Self-replicating blocks

Self-replication is something that all living things do (some creatures cannot reproduce, but every creature comes from reproduction). It is one of the perquisites for evolution and a way for living things to maintain their entropy levels constant, instead of increasing like in every other physical system.

One of the first examples of mechanical self replication is from Lionel Sharples Penrose (here is his wikipedia entry). He is the father of the famous physicist Sir Roger Penrose. The picture of this device of shown below and is found in Ch 3.3 of the free on-line version of the book: Kinematic Self-Replicating Machines by Robert A. Freitas Jr. and Ralph C. Merkle. In this book you can find close to all of the mechanical self-replicating machines ever invented.

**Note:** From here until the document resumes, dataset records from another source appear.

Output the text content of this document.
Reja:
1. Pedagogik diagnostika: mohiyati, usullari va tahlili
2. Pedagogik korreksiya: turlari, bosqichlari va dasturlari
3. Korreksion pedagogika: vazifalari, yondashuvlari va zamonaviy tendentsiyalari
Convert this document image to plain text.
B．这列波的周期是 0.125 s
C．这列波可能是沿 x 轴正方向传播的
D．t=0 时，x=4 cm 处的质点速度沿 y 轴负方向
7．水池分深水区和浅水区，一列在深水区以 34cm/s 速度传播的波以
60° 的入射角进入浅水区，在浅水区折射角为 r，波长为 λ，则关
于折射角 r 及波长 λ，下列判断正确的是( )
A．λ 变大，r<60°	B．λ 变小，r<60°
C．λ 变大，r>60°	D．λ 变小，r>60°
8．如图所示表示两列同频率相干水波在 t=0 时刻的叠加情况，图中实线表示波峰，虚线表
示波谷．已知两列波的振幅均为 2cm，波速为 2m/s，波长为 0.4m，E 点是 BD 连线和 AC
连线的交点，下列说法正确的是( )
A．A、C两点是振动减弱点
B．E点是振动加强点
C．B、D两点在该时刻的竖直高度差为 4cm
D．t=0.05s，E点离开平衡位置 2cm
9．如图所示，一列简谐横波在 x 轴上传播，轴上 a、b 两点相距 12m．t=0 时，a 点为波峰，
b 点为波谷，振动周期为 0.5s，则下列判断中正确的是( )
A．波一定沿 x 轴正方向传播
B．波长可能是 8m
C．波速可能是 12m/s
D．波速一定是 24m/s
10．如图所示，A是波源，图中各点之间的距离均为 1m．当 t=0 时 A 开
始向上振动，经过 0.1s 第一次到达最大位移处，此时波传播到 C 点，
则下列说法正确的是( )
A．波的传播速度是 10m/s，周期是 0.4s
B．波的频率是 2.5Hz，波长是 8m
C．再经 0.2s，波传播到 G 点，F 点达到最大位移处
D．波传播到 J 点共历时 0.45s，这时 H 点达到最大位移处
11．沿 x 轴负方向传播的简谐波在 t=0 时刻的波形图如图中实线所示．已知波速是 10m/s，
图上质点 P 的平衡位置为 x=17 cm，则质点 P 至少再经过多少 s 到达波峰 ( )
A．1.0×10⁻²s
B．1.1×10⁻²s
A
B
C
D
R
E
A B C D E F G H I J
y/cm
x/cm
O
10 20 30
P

At first I wanted to recreate Penrose’s design for the blocks but I didn’t have enough money or woodworking skills. I also had a few permanent magnets lying around so I made a new design of self-replicating blocks with them (some steps in one self replication are shown below):

The first assembled piece shown is the referred to the seed since it needs to be built before self-replication can take place. The same seed is needed in Penrose’s construction. There is a mistake in the lever with the small orange magnet in the middle piece. The lever stays flush with the middle piece after the assembled pieces assemble another group of pieces. This can cause two middle pieces to attach before the two last pieces attach; then either the last piece comes in and the replication process continues or the first piece comes before it and you end up with an incomplete replication; just the first and the second piece joined. I fixed that afterwards with a magnet on the lever and another magnet glued on the side of the big orange magnet in the middle piece. They repel afterwards and the lever is not flush with the piece. I’m assuming this whole issue will take place if the pieces could move at random in a surface (like an air hockey table). All the spacings of the magnets were designed so that all the pieces with attach in the right place and in the right order.

The whole process is shown in the video below:

The objective of this design was to make a cheap and easy to make mechanical replicator that is able to replicate itself if placed in an air table and if all the components undergo small random motions.